Mostly though I’m just sad. I never envisioned the CrunchPad as a huge business. I just wanted a tablet computer that I could use to consume the Internet while sitting on a couch. I’ve always pushed to open source all or parts of the project. So this isn’t really about money. It was about the thrill of building something with a team that had the same vision. Now that’s going to be impossible.

The news of the CrunchPad’s death comes a few weeks after rumors of…the CrunchPad’s death. But according to Arrington’s post, the project began to fall apart after the rumors of early November appeared, for a different set of reasons. (The stories had the CrunchPad being too costly to manufacture to be sold at a reasonable price.)

Arrington has always said that the CrunchPad sprung from his own desire to have a “dead simple” tablet he could use to get online from his couch. I get his desire.

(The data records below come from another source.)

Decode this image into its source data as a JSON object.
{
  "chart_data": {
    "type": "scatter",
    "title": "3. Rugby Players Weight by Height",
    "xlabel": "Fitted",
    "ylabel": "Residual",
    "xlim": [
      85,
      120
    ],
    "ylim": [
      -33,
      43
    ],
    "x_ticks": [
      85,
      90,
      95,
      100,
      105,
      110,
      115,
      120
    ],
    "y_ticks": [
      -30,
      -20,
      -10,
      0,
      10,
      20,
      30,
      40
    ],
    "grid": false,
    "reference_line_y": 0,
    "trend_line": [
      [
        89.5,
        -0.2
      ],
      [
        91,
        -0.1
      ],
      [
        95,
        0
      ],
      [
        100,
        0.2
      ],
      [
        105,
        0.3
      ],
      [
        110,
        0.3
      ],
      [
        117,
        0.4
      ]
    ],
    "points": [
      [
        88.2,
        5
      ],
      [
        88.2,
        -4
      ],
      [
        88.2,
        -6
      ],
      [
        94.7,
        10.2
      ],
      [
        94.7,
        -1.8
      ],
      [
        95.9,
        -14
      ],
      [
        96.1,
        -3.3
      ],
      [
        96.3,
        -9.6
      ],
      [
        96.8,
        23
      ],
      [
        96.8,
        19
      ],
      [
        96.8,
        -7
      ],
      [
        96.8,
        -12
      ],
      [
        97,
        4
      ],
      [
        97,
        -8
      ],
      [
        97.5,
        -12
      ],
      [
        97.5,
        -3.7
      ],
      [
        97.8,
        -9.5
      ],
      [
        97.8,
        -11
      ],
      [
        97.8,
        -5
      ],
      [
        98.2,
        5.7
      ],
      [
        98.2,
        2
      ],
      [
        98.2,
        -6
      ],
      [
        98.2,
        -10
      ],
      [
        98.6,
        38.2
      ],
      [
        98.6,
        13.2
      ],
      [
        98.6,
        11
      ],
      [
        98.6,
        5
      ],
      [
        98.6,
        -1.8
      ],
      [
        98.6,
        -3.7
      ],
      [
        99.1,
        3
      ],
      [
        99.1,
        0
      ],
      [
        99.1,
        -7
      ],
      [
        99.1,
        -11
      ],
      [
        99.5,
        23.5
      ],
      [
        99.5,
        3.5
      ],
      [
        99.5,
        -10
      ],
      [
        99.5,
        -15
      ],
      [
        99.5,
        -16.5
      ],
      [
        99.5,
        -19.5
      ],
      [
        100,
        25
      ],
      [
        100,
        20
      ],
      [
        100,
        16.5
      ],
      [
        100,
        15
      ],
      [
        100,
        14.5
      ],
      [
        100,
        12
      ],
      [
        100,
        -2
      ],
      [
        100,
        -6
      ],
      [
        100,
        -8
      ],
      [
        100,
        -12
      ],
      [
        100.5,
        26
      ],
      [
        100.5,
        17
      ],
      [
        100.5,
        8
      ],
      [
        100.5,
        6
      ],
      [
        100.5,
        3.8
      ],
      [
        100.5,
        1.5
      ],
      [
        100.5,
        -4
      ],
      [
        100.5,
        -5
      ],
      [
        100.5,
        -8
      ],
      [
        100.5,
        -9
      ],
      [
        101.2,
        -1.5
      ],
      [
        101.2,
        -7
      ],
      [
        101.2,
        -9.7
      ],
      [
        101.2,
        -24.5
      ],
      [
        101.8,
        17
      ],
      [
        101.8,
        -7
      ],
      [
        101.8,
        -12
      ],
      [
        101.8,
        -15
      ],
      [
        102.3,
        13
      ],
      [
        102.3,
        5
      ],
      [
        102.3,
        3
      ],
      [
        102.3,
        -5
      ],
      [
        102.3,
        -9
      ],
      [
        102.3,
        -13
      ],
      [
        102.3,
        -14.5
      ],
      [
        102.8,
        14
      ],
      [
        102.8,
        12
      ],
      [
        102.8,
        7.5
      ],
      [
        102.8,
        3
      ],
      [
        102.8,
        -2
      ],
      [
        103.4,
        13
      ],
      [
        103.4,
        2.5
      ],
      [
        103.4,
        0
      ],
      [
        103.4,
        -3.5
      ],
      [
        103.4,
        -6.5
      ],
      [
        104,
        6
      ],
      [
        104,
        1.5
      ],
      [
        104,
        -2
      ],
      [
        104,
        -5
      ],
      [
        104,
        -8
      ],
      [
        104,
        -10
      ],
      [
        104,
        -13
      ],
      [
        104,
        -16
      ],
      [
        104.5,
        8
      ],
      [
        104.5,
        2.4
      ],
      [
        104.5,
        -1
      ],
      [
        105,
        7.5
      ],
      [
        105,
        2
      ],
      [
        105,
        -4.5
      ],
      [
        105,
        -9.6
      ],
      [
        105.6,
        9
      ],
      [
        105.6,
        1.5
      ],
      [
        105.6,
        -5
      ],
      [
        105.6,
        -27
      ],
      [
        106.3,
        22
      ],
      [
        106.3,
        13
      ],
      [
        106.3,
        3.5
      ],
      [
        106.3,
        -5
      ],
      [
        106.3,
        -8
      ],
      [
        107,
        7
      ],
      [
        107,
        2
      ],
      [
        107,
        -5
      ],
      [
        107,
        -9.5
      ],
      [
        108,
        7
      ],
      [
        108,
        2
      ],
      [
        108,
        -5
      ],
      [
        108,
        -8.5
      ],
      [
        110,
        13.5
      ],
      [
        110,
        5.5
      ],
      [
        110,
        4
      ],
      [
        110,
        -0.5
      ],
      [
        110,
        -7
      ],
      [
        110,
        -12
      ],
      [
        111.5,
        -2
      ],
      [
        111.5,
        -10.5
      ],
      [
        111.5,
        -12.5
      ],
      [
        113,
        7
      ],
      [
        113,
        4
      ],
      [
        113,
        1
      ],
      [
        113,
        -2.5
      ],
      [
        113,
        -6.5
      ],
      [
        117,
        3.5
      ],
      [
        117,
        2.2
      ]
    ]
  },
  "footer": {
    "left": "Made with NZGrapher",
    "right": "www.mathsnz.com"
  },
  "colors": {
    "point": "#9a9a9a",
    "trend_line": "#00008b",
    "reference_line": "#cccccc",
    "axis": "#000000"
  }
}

Well, mostly: I’ve never been entirely clear why the CrunchPad would be a better couch computer than a more typical, versatile cheap portable computer. (I’ve owned a bunch of my own personal CrunchPads over the years–they’ve just been clamshell shaped, had keyboards, run Windows, and come from companies such as Apple, Asus, and Sony.)

If the CrunchPad was really as close to being ready for prime time as Arrington says–he writes that its makers were about to start taking orders–you gotta think there’s a decent chance that it’s not really dead–only resting. Would you buy a CrunchPad, or something vaguely like a CrunchPad, if it were to come to market?